C'est une surprise quand Patrick Poivre d'Arvor me demande si je veux bien rallier l'équipe qu'il forme pour sa nouvelle émission littéraire. Et je "débarque" , littéralement, à Paris, un peu déstabilisé. Je découvre d'autres méthodes de travail et surtout d'autres moyens !... Toute l'équipe de production me fait bon accueil, d'autant que je bénéficie du capital sympathie dont la Bretagne jouit auprès d'elle, mais ...

 

Professionnellement, je suis depuis toujours et je demeure – si l’on s’entend sur les mots – un "régionaliste" convaincu. En 1988, je suis donc à Paris dans le sillage d’une star.. Je reviens chez moi à Rennes, chaque week-end. Je suis dans "le bon wagon", comme on dit ! Les portes s’ouvrent toutes grandes et déjà des propositions supplémentaires arrivent. Tout va bien. Salaire confortable et travail valorisant. Et puis je viens tourner en Bretagne un portrait du poète Yvon Le Men.
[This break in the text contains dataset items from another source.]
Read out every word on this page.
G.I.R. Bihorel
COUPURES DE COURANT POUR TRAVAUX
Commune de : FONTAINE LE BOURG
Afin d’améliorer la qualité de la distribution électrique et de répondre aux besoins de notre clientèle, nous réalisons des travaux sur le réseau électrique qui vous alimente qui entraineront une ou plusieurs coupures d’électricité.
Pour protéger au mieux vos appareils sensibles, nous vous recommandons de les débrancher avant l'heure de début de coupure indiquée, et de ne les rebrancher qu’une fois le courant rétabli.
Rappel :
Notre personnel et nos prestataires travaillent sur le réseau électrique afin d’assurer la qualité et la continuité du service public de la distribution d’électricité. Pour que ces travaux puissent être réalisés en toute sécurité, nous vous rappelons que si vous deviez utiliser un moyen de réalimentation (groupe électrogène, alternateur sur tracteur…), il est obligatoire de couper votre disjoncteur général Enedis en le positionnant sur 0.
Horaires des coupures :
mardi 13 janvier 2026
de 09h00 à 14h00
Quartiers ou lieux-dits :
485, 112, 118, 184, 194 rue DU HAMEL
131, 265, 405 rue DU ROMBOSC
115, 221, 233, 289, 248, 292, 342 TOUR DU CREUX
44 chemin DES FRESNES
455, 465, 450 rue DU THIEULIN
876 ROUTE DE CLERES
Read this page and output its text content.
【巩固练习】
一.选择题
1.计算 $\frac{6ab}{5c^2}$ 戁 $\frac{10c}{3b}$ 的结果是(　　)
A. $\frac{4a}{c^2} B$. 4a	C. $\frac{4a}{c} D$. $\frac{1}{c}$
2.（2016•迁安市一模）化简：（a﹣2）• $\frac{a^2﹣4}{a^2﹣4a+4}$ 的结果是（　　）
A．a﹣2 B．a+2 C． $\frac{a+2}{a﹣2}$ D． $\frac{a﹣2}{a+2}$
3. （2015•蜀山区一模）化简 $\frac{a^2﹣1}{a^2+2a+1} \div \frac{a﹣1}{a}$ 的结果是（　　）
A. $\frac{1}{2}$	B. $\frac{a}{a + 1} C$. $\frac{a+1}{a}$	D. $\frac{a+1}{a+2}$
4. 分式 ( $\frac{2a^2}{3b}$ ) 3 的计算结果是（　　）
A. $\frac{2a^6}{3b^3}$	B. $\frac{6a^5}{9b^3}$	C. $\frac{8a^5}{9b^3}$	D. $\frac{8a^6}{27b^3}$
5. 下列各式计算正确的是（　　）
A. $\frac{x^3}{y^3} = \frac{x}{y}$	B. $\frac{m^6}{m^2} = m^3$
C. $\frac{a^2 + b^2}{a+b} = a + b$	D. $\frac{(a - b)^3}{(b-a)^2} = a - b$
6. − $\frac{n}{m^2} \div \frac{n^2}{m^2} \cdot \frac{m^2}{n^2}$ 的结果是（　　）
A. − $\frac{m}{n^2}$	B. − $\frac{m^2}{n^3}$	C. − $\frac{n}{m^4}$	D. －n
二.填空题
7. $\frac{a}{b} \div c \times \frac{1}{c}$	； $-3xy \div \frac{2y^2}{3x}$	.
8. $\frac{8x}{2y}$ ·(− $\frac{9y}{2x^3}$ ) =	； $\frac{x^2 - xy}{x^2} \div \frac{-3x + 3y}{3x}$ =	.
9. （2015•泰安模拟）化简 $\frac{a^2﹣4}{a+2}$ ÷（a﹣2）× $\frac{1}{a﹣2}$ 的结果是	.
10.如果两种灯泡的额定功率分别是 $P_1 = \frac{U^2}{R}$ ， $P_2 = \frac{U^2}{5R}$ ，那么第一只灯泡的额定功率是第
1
Quatre jours merveilleux en Côtes d’Armor : les maisons à colombages de Lannion, le château de Tonquédec, les grèves de Bugeles et la magie des textes d’Yvon. Des couleurs, des odeurs, un autre rythme ... et le pressentiment de vivre à Paris un égarement. Sur la route du retour vers la capitale, passant au large de chez moi sur la rocade au sud de Rennes, je prends ma décision : je rentre ! Ma vie bascule pour la seconde fois dirai-je, là, sur la rocade.

 

Je n’ai jamais regretté, sauf les quelques mois de malaise qui suivirent, puisque – à l’étonnement et l’incompréhension de certains –, je renonçais à ce que beaucoup d'entre nous étions censés rêver : monter et réussir à Paris ! Non, je n’ai jamais regretté car je n’aurais pas pu tourner à Paris Les Outils de la Passion , Des Poissons Rouges dans le bénitier, Malamok Blues, Suzy Solidor un étrange destinQuestions d’Image, La Lettre à Gabrielle … J’ai pu le faire ici, à partir d’ici  ...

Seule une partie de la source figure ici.